Stretching out his foot into the cold nether regions of the bed, Duncan lay on his back and tried to clear his mind of all the flotsam and jetsam of the past few days. Think of tomorrow he thought. Think of tomorrow. He had to make a delivery of twines and ropes to Mr. Wing in Chinatown, a loyal customer from his father's day. It had been months since he'd last seen Mr. Wing. Always good for a word of wisdom or an occasional pun. Chinatown in the morning, followed by Noel Welwyn Gough in the afternoon to browse the books of Lafcadio & Co. He breathed in deeply and sighed softly thinking it should unfold like a simple turn of a page. Verso, recto, and home again. No more gallivanting about in the fog. Two simple events. Two purchases. And now, perchance, to dream. What did those distant navvies take to get to sleep? He imagined himself a sailor in his bunk on a Dutch galliot on a calm sea, the unknown medicine slowly taking effect. After a few minutes without success, Duncan rolled to his side and slipped his arm around Amelia's waist, and, falling into the scent of her, was adrift, at sea, asleep.

*

Souvenirs of the Vortex? The Vortex of Souvenirs? Such were the suggested book titles that his mind was . . curating. Curating! What an absurd abuse of a word. I curated my breakfast this morning: fresh coffee, croissant with kiwi slices. I shall curate the garden this afternoon. Pavor Loveridge drank his strong coffee, fingering a small packet of zucchero di canna, his laptop open before him. The morning was dull, cool, and a drizzle continued to fall; drops of water periodically dripped from the peak of the garden gnome's red, slightly bent, hat. He knew he should write Mélisande but the demands of his agent and publisher for a new book was, he felt, etching age lines into his face. Those wince marks at the sides of one's eyes, crow's feet. No, nothing so visual, more like the lines of agony, the agony of disbelief. The six books he had written felt like stepping stones beside an infinity pool leading to the edge; the drop is there, just over the line, the line of printed type which hovered invisibly on the empty page before him.

He looked to the lower right hand of his screen to see it was 7:35 a.m. Mélisande was undoubtedly asleep. What a strange world. If Earth began to spin faster, how would we still sleep our eight hours in shifts. We're all on shift work for the world. Gaia our overseer. She doesn't seem pleased with our work of late. We've been helping ourselves to the office supplies. Could that be the book he should write? A little departure into speculative fiction? The Vortex of Souvenirs?

The letter for Mélisande he was contemplating would take a week to arrive. Or more. Perhaps an email would be the right choice. No fancy stationery and interesting stamps with their cancellation, no smell of coffee in the paper, no whiff of the harbour under the stamp, but a direct, officious rather bland form of communication, the email. He opened his account and avoided looking at the messages with their enquiries, and began to write her a letter.

Dearest Mélisande,

I hope this finds you well. There is not a day that passes without you in my thoughts. Your love and companionship, your intelligence and knowledge are qualities that keep me inspired. Being away from you, my life is the poorer. Needless to say, I find myself quite alone. This is good for my work, and perhaps good for a renewed perspective and appreciation of life, but it is a challenge.

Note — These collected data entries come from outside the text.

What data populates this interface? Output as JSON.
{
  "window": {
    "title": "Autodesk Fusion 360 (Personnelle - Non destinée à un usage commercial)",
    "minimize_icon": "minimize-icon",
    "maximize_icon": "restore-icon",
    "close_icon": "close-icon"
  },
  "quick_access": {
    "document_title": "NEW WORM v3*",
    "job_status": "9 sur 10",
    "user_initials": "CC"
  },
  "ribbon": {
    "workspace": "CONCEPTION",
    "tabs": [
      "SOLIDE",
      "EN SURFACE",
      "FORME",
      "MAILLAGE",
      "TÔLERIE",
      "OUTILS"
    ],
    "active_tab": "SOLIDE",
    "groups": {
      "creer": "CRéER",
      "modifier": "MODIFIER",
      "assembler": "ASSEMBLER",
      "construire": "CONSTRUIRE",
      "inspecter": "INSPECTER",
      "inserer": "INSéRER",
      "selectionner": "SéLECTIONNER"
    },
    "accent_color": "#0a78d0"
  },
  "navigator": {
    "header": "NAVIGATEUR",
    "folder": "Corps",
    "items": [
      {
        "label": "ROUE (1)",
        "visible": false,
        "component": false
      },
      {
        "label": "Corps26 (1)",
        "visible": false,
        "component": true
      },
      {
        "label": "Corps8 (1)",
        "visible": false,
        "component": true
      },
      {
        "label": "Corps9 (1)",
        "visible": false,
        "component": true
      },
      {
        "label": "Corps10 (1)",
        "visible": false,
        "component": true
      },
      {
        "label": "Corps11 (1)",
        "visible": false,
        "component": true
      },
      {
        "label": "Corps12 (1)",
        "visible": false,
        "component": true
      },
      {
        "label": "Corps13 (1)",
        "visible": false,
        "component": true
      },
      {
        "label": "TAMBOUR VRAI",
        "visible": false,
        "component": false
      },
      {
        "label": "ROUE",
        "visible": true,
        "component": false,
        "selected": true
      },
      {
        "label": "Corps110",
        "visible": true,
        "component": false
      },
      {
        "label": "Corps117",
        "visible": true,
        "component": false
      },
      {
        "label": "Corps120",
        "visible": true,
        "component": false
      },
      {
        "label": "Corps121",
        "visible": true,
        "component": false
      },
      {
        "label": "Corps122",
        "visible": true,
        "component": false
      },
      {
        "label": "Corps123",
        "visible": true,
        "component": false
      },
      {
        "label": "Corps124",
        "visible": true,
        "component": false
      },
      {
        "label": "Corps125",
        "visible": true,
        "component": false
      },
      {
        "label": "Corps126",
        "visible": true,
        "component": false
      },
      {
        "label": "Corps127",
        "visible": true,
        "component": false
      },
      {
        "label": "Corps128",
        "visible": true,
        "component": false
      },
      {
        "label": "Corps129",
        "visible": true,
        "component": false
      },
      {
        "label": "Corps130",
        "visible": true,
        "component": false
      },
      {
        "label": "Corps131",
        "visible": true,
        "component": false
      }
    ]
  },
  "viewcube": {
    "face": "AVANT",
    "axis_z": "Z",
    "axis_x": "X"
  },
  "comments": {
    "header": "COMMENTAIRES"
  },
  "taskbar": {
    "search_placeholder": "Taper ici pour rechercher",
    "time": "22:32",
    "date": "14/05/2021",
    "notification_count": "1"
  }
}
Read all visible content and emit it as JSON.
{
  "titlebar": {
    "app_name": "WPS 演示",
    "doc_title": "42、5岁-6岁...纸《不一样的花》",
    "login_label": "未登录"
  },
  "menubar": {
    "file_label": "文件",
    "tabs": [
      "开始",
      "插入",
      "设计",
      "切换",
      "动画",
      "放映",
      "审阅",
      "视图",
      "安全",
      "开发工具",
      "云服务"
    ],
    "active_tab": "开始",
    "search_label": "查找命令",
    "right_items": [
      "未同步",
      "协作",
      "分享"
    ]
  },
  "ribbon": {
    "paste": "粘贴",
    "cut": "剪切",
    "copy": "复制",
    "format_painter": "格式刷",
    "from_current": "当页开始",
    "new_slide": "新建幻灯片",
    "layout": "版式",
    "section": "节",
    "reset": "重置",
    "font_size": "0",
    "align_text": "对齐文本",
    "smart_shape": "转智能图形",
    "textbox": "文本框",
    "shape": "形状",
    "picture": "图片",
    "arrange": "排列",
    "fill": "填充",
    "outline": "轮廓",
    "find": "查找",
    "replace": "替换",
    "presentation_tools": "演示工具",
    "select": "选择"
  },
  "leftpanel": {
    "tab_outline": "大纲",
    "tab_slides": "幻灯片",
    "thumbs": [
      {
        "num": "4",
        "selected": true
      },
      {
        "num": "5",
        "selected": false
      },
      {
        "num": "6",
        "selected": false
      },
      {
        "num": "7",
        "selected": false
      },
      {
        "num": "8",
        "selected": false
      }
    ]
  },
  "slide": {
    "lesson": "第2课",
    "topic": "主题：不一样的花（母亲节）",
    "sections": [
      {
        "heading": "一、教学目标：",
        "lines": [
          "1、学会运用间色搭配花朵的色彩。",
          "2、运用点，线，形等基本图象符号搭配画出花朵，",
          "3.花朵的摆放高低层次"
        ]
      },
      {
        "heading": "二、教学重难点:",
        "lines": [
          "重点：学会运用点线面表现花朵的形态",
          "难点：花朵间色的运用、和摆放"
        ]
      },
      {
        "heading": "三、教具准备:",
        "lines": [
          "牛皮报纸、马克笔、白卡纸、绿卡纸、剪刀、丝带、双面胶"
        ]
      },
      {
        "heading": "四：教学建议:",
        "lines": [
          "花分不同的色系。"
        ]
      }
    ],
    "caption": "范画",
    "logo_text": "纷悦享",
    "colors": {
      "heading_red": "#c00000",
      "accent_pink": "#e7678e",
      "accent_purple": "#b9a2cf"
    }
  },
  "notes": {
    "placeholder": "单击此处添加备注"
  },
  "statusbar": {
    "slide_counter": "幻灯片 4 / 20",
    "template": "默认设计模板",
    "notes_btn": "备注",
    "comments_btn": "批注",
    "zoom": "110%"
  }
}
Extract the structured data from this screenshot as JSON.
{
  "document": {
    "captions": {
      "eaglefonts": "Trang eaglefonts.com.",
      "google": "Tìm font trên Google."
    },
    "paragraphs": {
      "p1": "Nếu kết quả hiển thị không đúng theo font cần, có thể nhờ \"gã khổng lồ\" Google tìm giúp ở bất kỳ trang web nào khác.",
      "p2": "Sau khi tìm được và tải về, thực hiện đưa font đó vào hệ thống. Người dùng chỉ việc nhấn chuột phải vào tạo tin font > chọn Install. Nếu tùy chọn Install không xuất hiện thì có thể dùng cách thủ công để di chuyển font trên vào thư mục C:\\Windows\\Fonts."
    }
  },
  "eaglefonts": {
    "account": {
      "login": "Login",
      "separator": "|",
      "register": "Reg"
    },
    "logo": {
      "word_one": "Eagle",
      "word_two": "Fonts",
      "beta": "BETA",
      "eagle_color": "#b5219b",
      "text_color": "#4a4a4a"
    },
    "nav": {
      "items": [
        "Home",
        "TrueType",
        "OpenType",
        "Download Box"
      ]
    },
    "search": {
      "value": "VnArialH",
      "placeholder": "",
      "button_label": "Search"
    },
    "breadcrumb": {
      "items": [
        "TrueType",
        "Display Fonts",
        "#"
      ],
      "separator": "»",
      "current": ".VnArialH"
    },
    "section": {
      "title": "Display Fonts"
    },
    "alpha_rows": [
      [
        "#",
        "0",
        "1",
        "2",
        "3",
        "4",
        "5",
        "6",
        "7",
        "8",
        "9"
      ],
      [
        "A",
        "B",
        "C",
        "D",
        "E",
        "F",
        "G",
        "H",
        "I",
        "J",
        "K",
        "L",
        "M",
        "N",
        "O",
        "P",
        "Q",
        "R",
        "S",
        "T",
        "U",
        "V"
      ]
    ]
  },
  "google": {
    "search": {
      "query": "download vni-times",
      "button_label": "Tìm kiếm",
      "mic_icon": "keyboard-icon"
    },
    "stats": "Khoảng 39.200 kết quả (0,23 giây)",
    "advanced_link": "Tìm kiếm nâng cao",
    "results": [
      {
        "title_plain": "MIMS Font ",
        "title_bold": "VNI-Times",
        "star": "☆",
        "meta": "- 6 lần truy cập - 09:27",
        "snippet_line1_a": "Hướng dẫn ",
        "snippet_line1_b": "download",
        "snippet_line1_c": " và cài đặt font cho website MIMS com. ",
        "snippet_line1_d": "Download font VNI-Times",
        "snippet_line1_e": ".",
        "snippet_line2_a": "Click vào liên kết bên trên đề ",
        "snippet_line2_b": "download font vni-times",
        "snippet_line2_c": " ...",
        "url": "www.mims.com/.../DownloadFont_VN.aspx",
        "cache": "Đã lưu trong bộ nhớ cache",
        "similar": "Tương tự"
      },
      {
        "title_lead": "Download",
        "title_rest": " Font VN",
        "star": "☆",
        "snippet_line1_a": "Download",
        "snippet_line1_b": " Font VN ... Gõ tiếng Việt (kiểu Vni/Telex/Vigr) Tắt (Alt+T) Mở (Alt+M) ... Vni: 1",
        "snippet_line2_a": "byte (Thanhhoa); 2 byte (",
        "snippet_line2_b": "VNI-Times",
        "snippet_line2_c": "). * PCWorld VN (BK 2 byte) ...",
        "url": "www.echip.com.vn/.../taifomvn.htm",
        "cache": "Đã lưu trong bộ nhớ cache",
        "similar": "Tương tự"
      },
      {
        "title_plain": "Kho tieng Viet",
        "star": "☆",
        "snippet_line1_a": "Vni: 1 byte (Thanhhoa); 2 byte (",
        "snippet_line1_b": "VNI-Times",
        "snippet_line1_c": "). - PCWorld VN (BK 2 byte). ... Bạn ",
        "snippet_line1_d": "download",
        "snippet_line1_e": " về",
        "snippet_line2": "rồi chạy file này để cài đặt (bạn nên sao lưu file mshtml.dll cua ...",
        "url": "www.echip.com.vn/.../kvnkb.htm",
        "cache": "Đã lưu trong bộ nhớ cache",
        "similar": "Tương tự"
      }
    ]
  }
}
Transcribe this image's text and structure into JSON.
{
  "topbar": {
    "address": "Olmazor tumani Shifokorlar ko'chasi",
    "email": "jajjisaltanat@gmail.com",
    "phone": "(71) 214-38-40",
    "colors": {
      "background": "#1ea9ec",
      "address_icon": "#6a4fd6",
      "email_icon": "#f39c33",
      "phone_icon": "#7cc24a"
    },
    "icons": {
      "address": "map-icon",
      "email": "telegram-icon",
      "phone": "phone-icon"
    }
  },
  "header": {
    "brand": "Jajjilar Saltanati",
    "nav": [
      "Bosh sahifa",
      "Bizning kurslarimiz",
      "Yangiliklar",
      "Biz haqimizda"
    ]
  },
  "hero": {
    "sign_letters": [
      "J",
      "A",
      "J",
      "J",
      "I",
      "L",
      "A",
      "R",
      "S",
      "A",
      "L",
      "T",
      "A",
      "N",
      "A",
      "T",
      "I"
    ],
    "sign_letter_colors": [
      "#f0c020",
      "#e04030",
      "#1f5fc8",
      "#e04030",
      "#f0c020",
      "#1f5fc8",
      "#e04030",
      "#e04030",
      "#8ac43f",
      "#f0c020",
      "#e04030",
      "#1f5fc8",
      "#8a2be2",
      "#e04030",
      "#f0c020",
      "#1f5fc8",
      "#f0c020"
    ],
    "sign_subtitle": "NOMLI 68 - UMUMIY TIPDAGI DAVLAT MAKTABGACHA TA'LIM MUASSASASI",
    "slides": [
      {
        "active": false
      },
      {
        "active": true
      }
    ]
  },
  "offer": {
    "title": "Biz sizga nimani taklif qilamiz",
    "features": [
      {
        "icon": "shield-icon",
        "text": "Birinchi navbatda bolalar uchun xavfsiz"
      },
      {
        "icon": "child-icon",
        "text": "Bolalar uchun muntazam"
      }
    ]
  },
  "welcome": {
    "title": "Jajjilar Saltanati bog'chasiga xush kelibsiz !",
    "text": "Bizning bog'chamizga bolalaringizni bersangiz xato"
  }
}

I am glad you have a good position. I am content in knowing your workplace affords a sense of contentment. In my experience, such places are rare, quite rare. It relieves me of much worry knowing your life is well-found.

I had planned to write with pen and paper, to scrape, scrape, scrape with my mordant pen as it were, and mail you a proper letter, but the factor of time has pressed down upon me and I have relinquished the pen for the keyboard. The better to reach you sooner. How did they manage in the past? Months might have passed before letters arrived. Lives changed in the interim. Intelligences rendered obsolete.

Travel in our modern world is so different. In the past I could write to you that I miss reading the local papers, or listening to my favourite French CBC radio shows, but now I can use the Internet to be connected with home. Montreal is but a few keystrokes away. I can see what weather befalls the city, what Aislin and other cartoonists are holding up for ridicule, and what artistic endeavours have risen to the top of the journalistic consciousness. I do though, miss the ease of merely turning the radio on and instantly hearing the rich deep voices of the French CBC radio announcers. I once asked a friend who works there why every radio announcer has such a deep rich voice, and he said, jokingly, smoking and a full life. When I was younger, I had applied for a job at the French CBC radio. I imagine, my voice was not rich enough.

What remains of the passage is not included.